Jerusalem turned out fine. It’s not by any means the first time I’ve cooked from it, but as before I’ve come away feeling a kind of neutral distance from the book. No animus, no desire to put it in the give-away box, but no urgency to use the book again. When I contrast it against some of the other cookbooks I own that are in the same culinary space, I can’t help but feel there’s some edge missing from what Ottolenghi puts together. One of my readers wrote to me and I think got some part of it right, that a lot of the recipes are bland. That is maybe what I mean when I say there’s a sameness to them.
The swiss chard fritters are certainly beautiful looking—I think I would be careful to cook them just enough that they hardened and not enough that they begin to lose the bright greenness on the outside. The roasted cauliflower dish was, as another reader suggested to me, the best of what I’d picked to cook. It had a lovely balance and was also remarkably simple to assemble. Of the things I’ve made from Jerusalem, it’s one of the few I’d be eager to repeat. The lamb was, as my correspondent also predicted, not all that great. It was fine, nothing wrong with it, and also simple. (I left out the pine nuts: I’m one of those people who taste pine nuts as ‘metallic’ and they often linger on my palate for hours afterwards. I also accidentally forgot to put the yogurt sauce on the lamb, so that might have a more meaningful impact on its overall flavor.)
Anyway, I’m sure I’ll use the book again from time to time. The cauliflower salad in particular.
Two more short items that I don’t want to work up anything longer about. One is the death of Jordan Neely.
I hate hearing mass shootings called “tragedies”. They’re not tragedies any more than a car bomb is a tragedy. They’re an atrocity. They’re murder.

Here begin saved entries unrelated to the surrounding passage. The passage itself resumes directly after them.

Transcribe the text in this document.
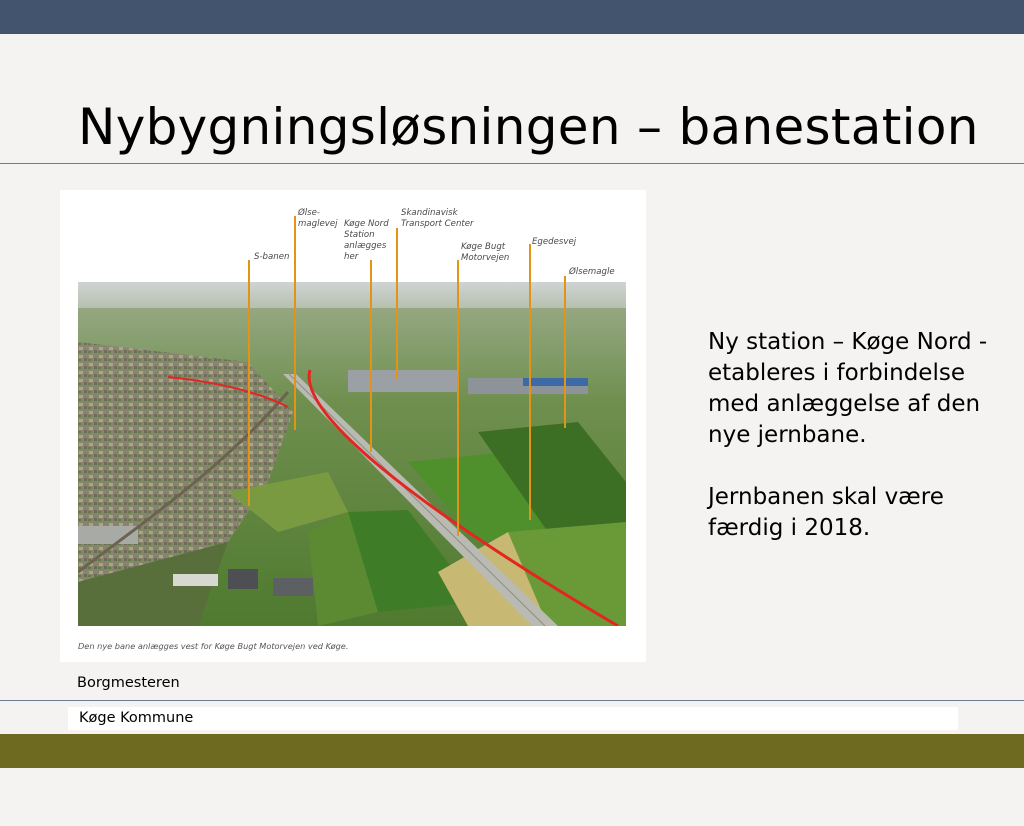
Nybygningsløsningen – banestation
S-banen
Ølse-
maglevej Køge Nord
Station
anlægges
her
Skandinavisk
Transport Center
Køge Bugt
Motorvejen
Egedesvej
Ølsemagle
Den nye bane anlægges vest for Køge Bugt Motorvejen ved Køge.

Ny station – Køge Nord - etableres i forbindelse med anlæggelse af den nye jernbane.

Jernbanen skal være færdig i 2018.

Borgmesteren
Køge Kommune
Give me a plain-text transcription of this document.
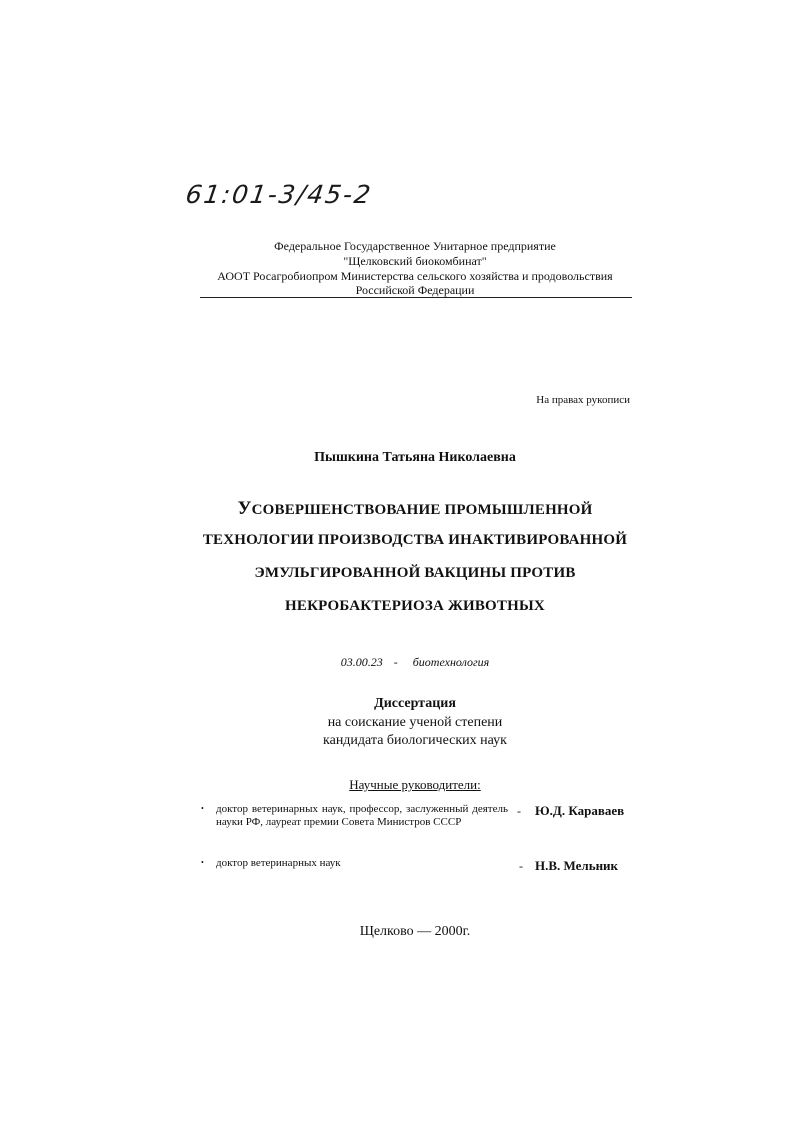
61:01-3/45-2
Федеральное Государственное Унитарное предприятие
"Щелковский биокомбинат"
АООТ Росагробиопром Министерства сельского хозяйства и продовольствия
Российской Федерации
На правах рукописи
Пышкина Татьяна Николаевна
УСОВЕРШЕНСТВОВАНИЕ ПРОМЫШЛЕННОЙ
ТЕХНОЛОГИИ ПРОИЗВОДСТВА ИНАКТИВИРОВАННОЙ
ЭМУЛЬГИРОВАННОЙ ВАКЦИНЫ ПРОТИВ
НЕКРОБАКТЕРИОЗА ЖИВОТНЫХ
03.00.23 - биотехнология
Диссертация
на соискание ученой степени
кандидата биологических наук
Научные руководители:
• доктор ветеринарных наук, профессор, заслуженный деятель науки РФ, лауреат премии Совета Министров СССР
- Ю.Д. Караваев
• доктор ветеринарных наук	- Н.В. Мельник
Щелково — 2000г.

But Neely’s death? It might turn out to be some kind of culpable homicide (charged or otherwise) but I would be willing to call it a tragedy. A tragic collision of two men who both have been served less well by their society than I would wish.
It’s important that we live in a society where questions about criminal justice and individual culpability are open to public scrutiny. I have no problem with public conversation about these kinds of events: it’s how we all calibrate our individual and collective morality, how we think about what should and shouldn’t be. There are some obvious shouldn’t-be’s about this event. Jordan Neely shouldn’t be dead. We shouldn’t be dogmatically certain that mental illness is never a threat or that no mentally ill person should ever be confined.

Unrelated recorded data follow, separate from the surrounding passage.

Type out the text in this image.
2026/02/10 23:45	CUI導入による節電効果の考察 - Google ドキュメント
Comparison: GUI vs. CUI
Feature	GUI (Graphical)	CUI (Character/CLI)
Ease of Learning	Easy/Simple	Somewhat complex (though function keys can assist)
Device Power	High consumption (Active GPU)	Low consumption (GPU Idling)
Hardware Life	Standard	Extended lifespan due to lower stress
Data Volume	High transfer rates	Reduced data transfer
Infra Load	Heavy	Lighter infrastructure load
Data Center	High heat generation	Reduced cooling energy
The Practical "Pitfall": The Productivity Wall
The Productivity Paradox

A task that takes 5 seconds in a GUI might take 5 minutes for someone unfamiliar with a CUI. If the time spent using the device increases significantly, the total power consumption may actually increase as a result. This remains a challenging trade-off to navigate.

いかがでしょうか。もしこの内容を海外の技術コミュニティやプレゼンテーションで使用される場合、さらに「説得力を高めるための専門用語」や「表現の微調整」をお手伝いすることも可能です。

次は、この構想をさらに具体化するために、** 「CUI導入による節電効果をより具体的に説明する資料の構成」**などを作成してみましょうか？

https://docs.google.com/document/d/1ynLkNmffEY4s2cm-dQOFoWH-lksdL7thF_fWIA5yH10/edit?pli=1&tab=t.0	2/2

But there’s a lot that isn’t obvious, and only some of that is about facts-yet-to-be-confirmed. I wish we were a public that could hold more uncertainties and ambivalences in our hearts and minds in these moments, without letting that willingness be abused in cases where there’s no question about what’s right and what’s wrong. I wish we allowed ourselves to be confused at times, or at least to not instantly take to mass media to denounce all those who fail our standard of certainty.
If there is a case that I am not confused about—where I think all the facts are in—it’s Elizabeth Holmes. Not just established in a judicial sense, but every other kind of public inquiry. That’s what made Amy Chozick’s NYT weekend profile of “Liz” Holmes so irritating to so many readers. Yes, Chozick admits part way through the piece that there’s a possibility that she’s getting played by Holmes, who is desperately trying to do some crisis-communication management of her image, perhaps to delay (or outright evade) her prison time, perhaps just to position herself for a post-prison comeback as a gentle, kindly purveyor of herbal remedies or some such thing.

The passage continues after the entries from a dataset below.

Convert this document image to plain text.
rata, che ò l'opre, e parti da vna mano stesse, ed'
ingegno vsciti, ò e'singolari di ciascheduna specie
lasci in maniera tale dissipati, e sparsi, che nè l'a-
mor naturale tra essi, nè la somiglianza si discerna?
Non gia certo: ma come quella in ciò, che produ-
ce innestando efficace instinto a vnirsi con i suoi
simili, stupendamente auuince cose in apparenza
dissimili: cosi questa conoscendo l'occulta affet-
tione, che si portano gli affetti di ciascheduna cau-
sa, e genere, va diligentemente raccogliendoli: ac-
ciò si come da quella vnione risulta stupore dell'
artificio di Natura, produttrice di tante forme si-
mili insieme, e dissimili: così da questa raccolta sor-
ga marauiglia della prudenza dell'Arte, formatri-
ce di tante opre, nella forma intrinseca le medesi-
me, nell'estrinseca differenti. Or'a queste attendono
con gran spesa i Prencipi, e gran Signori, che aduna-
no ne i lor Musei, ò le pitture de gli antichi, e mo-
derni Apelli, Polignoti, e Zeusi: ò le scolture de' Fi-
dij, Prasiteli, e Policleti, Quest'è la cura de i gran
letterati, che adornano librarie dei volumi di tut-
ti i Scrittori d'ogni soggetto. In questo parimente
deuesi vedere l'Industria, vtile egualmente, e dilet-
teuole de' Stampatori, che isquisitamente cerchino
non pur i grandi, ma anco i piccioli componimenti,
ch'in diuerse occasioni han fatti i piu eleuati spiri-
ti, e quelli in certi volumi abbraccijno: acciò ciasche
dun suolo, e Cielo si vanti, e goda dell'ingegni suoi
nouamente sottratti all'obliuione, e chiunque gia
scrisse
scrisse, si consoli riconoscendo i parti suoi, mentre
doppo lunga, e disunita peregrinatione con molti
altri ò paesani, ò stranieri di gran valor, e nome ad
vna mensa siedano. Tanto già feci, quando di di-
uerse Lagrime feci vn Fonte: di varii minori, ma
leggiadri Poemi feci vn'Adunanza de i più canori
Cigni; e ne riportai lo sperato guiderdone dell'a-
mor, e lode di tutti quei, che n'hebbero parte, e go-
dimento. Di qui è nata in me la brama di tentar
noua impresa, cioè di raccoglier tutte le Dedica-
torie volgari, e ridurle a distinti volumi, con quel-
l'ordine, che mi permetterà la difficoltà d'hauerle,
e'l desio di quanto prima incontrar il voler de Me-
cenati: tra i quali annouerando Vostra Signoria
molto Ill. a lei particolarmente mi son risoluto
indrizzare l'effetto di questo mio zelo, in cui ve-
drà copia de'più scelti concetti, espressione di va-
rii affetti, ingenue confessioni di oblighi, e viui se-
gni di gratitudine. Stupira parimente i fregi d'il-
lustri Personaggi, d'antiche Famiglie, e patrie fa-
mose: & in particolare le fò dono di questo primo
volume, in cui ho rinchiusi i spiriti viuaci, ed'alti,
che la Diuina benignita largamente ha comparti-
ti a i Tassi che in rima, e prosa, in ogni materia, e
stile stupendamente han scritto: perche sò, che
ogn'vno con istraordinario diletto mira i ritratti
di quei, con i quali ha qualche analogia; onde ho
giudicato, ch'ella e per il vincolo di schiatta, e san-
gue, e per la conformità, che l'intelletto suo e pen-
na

It’s just such a Times thing, to make its writers and column inches available to a very particular kind of white elite criminal when everybody else in the world would have to pay for all that media space to do reputation management. (Or just get stuck with the plain old stigma of a criminal record.) The only way anybody should have agreed at this date to do a lengthy Holmes profile is if it was done on terms that Holmes didn’t control—say, if she’d had to sit down with several strong critics of Silicon Valley and had a no-holds-barred transcribed interview with them, or if she’d been put in some other conversational frame that put everything about her case in some other light—say, a discussion between Holmes, Frank Abagnale, and Billy McFarland convened by a tough-minded journalist willing to confront all three of them about their lies and misrepresentations.
Holmes is not uninteresting, but no reputable journalist should be serving as an unpaid public relations representative for her or anyone like her.